Depresyon Basamağı: Depresyon evresinde da kişi artık o kaybın verdiği çaresizliği yaşamaya başlıyor. Kayıp gerçeğini hayatımıza aldığımız periyot depresyon basamağıdır. Bu periyotta kişi, depresyonla karakterize olan hislerini da yaşamaya başlıyor. İsteksizlik, güç azlığı, karamsarlık, suçluluk ve ilgili kaybetmek üzere depresyon kademesinde bu hisler yaşanıyor.
Kabul Basamağı: Sonraki etap ise kabul etabı, artık vefatın bizim hayatımızın bir modülü ve gerçeği olduğunu kabul ettiğimiz bir etap. Burada artık şunu görüyoruz, ne kadar pazarlık etsek de geri getirebileceğimiz bir durumun olmadığını, bu nedenle de kabul etmenin en sağlıklı yol olduğunu gördüğümüz bir periyoda geliyor. Artık kayıp yaşadığımız bireye dair hoş anılarımızı hatırladığımız, şükran duyduğumuz ve hayatın o olmadan da devam edebildiğini gördüğümüz evre bu etaptır.
Herkes bu süreci farklı yaşayabiliyor
Uzman Klinik Psikolog Penbesel Özdemir, bu basamakların herkes tarafından tıpkı formda yaşanmadığını belirterek “Hiçbirimiz bu türlü sırasıyla yaşamıyoruz ya da her evreyi sıra sıra geçip tamamlamış da olmuyoruz. Birimizin öfke etabında kaldığı durum daha uzun sürerken, birimizin kabul kısmına geçişi daha kolay da olabiliyor. İşin teorik kısmından bahsediyoruz fakat elbette pratikte karşılaştığımızda her birimizin bu süreci deneyimlemesi farklılaşabiliyor.” dedi.

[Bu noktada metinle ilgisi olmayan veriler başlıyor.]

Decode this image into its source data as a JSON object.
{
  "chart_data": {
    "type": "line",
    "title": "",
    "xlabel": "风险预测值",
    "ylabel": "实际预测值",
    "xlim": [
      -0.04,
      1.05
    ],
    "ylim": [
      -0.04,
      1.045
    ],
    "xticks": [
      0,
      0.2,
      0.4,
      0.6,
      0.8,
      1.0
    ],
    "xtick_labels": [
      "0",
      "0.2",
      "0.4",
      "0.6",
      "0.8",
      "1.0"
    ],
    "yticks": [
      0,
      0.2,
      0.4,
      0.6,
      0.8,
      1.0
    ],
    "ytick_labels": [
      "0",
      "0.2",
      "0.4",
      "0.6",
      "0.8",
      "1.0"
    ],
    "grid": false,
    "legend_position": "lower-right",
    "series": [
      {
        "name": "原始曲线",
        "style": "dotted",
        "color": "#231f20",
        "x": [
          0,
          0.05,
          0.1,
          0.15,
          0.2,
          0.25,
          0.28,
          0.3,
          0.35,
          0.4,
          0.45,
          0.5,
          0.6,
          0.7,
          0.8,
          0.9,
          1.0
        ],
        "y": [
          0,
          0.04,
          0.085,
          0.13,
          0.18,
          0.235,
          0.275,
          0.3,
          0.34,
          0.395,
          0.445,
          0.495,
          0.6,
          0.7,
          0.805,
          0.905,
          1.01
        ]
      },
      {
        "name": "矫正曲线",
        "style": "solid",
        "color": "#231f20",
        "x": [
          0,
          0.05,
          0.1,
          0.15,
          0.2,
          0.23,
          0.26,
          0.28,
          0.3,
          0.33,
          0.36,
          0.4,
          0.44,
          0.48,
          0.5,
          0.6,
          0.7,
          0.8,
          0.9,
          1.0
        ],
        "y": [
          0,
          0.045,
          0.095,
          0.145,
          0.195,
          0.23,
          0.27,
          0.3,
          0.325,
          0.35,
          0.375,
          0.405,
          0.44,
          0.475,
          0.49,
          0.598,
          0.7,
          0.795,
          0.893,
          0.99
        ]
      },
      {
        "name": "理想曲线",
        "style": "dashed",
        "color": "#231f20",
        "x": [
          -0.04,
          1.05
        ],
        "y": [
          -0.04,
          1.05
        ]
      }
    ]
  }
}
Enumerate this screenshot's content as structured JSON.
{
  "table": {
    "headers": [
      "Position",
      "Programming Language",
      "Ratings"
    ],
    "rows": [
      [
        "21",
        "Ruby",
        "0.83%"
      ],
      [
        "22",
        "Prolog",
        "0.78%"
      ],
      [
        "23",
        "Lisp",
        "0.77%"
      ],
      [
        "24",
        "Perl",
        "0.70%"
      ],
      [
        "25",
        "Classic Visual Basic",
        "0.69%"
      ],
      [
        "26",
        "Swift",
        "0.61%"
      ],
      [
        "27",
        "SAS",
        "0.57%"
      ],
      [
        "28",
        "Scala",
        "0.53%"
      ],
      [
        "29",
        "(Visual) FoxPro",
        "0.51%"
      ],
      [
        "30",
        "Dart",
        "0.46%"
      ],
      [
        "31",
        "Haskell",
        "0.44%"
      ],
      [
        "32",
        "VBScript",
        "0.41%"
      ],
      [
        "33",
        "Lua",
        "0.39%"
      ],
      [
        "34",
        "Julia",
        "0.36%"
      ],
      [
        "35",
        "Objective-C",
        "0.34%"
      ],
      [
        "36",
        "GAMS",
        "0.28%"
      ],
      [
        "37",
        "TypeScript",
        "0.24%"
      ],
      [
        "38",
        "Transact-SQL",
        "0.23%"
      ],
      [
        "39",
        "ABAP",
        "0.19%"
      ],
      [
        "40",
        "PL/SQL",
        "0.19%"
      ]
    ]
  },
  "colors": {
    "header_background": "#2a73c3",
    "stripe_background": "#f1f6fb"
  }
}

Uzamış yasta kesinlikle dayanak alınmalı
Bu süreçte hem uzamış yas hem de tamamlanmamış yas denilen kavramların da gündeme geldiğini belirten Uzman Klinik Psikolog Penbesel Özdemir, “Kişi kayıplarına ulaşamadıkça, hayatta olup olmadığından emin olamadıkça da bu süreci sağlıklı bir halde yaşaması çok zorlaşıyor. Yas uzadığında örneğin 2 aydan uzun müddettir bu reaksiyonlar devam ediyorsa yani ölen şahsa duyulan o ağır hasret hali, daima o anılar ve niyetlerde olma hali devam ediyorsa, şahısta artık vefata dair bariz bir güvensizlik hakimse, kayıplarını hatırlamaktan kaçınıyorsa, ağır bir duygusal acı içerisindeyse, yine hayatına ahenk sağlamakta zahmet çekiyorsa ve hayata dair anlamsızlık, boşluk hisleri artıyorsa uzamış bir yas sürecinden bahsedilebiliyor. Klinik olarak ele alınması gereken bir durum için de kesinlikle ruhsal bir dayanak alınması gerekiyor.” ikazında bulundu.